Bruce Waynne: Tout doit vraiment justifier un moyen maintenant. Vous ne pouvez pas compter sur un contrat avec une maison de disques, car cela dépend du contenu. Par exemple, si vous avez un artiste avec une forte adhésion underground, et que le label dit, Hé, nous voulons vous donner des tonnes d'argent et faire passer ce que vous faites au niveau supérieur, mais ils veulent que vous changiez ce que vous ' faites alors cela n'a pas de sens. Cela ne fonctionnera pas. Mais si une étiquette dit: Continuez à faire ce que vous faites, et nous la financerons, alors ils investissent en vous. Ca a du sens. La différence maintenant, c'est que nous ne nous concentrons pas sur une maison de disques. Peut-être que Mountain Dew voudra peut-être faire la même chose.

C’est la raison pour laquelle le partenariat que nous avons avec Viacom et MTV fonctionne si bien. Cela nous donne la possibilité de construire quelque chose, de créer de l'intégrité, puis d'avoir plusieurs options.

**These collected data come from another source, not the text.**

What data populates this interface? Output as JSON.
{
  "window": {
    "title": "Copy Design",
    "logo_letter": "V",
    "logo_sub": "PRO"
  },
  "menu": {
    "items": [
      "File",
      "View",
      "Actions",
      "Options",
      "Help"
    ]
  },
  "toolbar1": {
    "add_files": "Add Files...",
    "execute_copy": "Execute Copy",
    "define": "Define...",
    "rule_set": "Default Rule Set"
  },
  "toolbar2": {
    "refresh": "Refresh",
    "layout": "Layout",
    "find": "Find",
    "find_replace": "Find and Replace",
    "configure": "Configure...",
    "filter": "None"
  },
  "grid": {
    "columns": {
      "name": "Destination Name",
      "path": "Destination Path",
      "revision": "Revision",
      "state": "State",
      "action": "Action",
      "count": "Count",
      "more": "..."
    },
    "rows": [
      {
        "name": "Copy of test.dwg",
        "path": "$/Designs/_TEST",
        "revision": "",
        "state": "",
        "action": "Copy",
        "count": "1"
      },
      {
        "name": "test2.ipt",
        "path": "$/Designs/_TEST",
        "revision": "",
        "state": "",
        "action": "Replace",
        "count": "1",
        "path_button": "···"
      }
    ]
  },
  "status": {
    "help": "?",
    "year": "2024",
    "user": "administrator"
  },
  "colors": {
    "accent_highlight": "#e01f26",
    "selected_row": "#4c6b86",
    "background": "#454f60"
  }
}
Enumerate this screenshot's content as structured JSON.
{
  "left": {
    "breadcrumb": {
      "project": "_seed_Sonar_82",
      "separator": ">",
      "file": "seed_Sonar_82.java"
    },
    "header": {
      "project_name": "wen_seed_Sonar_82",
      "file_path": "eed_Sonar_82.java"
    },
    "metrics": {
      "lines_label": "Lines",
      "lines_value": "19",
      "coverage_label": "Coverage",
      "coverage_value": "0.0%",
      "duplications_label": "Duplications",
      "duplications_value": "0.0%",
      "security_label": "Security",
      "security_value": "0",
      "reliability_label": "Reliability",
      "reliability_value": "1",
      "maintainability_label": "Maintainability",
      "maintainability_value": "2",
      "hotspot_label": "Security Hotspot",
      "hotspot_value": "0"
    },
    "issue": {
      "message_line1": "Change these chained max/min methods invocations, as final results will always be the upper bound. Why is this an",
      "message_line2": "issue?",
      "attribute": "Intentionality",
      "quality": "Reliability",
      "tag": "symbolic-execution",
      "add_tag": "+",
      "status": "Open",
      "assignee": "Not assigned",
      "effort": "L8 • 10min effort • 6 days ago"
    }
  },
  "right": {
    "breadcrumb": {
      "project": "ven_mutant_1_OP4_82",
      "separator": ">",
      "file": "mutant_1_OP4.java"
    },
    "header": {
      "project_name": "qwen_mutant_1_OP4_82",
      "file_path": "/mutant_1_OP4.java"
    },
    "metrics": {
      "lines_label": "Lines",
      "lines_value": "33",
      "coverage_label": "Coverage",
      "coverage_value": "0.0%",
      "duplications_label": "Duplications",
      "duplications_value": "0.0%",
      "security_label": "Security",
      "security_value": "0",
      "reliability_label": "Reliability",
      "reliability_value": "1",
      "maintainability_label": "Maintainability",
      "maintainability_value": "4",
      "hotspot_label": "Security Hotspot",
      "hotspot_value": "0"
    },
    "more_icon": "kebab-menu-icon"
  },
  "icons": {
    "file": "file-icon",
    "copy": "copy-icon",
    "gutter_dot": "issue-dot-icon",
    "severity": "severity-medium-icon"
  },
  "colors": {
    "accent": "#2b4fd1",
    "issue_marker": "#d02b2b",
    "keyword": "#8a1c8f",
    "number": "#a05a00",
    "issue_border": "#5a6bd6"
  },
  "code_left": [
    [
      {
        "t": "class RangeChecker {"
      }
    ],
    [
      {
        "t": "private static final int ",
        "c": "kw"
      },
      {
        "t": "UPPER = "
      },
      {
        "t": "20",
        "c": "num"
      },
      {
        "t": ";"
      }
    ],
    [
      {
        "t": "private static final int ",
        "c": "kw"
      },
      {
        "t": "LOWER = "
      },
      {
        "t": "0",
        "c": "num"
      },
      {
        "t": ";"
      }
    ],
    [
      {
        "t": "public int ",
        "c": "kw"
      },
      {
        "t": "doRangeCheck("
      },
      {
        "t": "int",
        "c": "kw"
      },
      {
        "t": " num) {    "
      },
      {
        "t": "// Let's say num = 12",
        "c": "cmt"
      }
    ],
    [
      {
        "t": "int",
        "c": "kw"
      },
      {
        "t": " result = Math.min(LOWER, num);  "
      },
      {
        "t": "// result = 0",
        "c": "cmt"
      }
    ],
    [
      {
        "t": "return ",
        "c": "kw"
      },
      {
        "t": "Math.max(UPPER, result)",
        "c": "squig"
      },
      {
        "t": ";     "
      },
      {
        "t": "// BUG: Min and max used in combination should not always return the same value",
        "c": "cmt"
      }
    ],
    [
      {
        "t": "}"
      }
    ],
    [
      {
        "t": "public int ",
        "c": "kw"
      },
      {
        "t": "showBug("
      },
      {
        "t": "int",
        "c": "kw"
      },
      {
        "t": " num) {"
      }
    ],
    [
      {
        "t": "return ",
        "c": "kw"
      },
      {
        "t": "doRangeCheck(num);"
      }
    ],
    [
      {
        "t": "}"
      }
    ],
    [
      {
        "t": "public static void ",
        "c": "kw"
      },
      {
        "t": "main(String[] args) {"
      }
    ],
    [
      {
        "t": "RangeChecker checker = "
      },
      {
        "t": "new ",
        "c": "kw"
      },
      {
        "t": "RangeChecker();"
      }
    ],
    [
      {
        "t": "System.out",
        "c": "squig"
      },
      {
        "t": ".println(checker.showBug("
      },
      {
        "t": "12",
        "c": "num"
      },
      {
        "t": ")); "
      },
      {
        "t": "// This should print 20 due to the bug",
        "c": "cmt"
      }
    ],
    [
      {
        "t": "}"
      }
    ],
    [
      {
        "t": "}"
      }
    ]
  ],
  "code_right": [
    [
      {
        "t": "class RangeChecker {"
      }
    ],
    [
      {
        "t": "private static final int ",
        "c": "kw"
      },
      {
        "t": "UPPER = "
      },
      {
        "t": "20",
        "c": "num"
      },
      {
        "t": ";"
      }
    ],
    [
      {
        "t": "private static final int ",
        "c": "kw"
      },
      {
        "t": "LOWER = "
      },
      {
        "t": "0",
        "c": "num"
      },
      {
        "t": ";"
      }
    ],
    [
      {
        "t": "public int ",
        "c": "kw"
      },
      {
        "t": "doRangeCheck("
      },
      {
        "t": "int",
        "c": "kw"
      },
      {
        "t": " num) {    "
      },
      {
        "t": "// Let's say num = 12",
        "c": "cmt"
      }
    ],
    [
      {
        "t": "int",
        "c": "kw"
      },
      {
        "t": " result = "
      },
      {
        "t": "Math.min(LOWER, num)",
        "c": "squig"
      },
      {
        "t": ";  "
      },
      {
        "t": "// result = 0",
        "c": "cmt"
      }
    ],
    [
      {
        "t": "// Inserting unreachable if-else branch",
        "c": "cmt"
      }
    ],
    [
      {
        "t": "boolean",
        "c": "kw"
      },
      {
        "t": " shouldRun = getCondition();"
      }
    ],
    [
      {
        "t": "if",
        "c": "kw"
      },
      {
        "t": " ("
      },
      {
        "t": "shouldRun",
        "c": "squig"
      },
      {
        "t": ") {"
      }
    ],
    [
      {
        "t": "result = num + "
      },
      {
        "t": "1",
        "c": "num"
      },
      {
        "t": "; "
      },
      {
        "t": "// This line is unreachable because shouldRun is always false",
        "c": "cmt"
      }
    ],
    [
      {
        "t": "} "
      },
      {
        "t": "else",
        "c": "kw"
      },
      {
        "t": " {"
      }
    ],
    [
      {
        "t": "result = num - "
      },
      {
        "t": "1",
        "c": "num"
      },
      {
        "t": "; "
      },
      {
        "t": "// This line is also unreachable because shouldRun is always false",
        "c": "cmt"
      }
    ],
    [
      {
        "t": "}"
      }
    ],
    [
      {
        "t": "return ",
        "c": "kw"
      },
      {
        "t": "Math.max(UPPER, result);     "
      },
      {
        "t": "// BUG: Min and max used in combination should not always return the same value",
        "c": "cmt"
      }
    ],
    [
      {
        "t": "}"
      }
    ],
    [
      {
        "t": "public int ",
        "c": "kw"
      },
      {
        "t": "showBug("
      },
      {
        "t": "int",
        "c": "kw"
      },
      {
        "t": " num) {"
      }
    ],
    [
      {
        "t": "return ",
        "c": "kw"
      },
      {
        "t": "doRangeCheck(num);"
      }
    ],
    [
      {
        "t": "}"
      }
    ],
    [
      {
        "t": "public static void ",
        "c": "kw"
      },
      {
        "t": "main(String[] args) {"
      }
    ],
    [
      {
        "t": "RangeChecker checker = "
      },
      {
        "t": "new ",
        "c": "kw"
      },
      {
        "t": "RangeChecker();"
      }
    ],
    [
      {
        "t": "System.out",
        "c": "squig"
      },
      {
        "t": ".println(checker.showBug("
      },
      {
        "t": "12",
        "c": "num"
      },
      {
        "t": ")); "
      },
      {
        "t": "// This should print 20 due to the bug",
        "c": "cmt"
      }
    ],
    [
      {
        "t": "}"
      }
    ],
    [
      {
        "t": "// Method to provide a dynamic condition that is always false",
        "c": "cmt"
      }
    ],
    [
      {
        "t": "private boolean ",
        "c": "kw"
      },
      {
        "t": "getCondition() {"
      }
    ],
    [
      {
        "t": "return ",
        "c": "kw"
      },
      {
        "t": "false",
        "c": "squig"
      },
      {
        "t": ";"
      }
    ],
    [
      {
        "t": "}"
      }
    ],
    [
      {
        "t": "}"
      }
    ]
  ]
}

Avant, nous nous contentions de faire un beat puis d’essayer de l’intégrer dans un projet d’artiste. Maintenant, nous avons des applications, des émissions de télévision, des films et tant de points de vente différents. Avant, c'était juste une façon de le faire. Nous sommes donc passés de la perspective de l'industrie du disque à la réflexion sur la perspective de l'industrie de la musique. Ce sont vraiment deux choses différentes maintenant.